Technik
Schaar kritisiert Reaktion der Bundesregierung auf NSA-Skandal
GDN -
Der Bundesbeauftragte für den Datenschutz, Peter Schaar, hat in der "Berliner Zeitung" (Freitag-Ausgabe) umfassende Kritik am Umgang der Bundesregierung mit dem NSA-Skandal geübt. Mit Blick auf Kanzleramtsminister Ronald Pofalla (CDU) erklärte er: "Wie Herr Pofalla zu sagen, die deutschen Nachrichtendienste hielten zu 100 Prozent den Datenschutz ein, ist sehr mutig. Wenn Sie meine Tätigkeitsberichte lesen, werden Sie feststellen, dass da auch nicht alles zu 100 Prozent datenschutzkonform gelaufen ist." Überdies tauschten in- und ausländische Nachrichtendienste ihre Informationen offenbar aus.

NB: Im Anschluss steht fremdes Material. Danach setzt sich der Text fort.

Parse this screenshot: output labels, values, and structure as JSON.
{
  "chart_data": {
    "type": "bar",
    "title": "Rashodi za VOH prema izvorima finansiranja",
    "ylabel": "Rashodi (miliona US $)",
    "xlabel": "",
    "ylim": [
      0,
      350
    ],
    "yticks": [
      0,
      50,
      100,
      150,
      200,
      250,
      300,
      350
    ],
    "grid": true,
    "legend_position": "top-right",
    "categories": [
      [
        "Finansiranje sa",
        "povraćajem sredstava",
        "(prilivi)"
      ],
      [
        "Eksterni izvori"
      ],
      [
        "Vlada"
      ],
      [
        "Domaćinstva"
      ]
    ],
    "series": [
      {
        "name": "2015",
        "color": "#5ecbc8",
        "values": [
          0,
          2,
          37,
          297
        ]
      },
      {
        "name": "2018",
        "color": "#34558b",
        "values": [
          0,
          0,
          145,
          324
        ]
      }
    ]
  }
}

Es bestehe der begründete Verdacht, dass "auf diese Weise unsere Grundrechte ausgehebelt werden". "Die Bezeichnung Massenüberwachung ist hier sicherlich nicht übertrieben", betonte Schaar, "selbst wenn es bei uns eine gesetzliche Begrenzung auf 20 Prozent der Übertragungskapazität gibt." Es gebe "nach wie vor großen Klärungsbedarf". Und es sei falsch, dass nur das Parlamentarische Kontrollgremium informiert werde. "Wir brauchen mehr Transparenz – nicht nur gegenüber Geheimgremien, sondern in der Öffentlichkeit. Denn nur so kann in der politischen Debatte bewertet werden, welchen Umfang die Überwachung hat, wie sie begrenzt werden kann und muss. Eine Kontrolle, die selbst nur unter Geheimbedingungen stattfindet, ist sehr begrenzt wirksam. Da sehe ich dringenden Verbesserungsbedarf." Den Bundesinnenminister Hans-Peter Friedrich (CSU), der nach Bekanntwerden des Skandals von einem "Supergrundrecht" auf Sicherheit gesprochen hatte, kritisierte der Datenschutzbeauftragte mit den Worten: "Ich habe diese Äußerung nicht verstanden. Es gibt im Grundgesetz ein einziges Supergrundrecht, und das ist die Menschenwürde. Daran sollte man sich orientieren. Daraus leitet sich übrigens das Grundrecht auf informationelle Selbstbestimmung, also der Datenschutz, ganz wesentlich ab. Das bedeutet nicht, dass Sicherheit unwichtig ist. Aber sie steht nicht über allem." Schaar, der Ende des Jahres aus dem Amt scheidet, sagte gegenüber der "Berliner Zeitung" schließlich: "Es ist gut, dass sowohl bei uns als auch in anderen europäischen Ländern die Beunruhigung wächst. Das gilt auch für die USA. Es muss der Anspruch einer Demokratie sein, hier steuernd einzugreifen und die Überwachung zurückzufahren. Auch die Tätigkeit von ausländischen Nachrichtendiensten auf deutschem Boden, etwa im Rhein-Main-Gebiet, wo sich die wichtigsten Internetknoten befinden, muss geklärt werden." Die National Security Agency (NSA) ist derzeit dem Vernehmen nach in Darmstadt aktiv und baut ein Abhörzentrum auf dem Gelände der US-Armee in Wiesbaden-Erbenheim.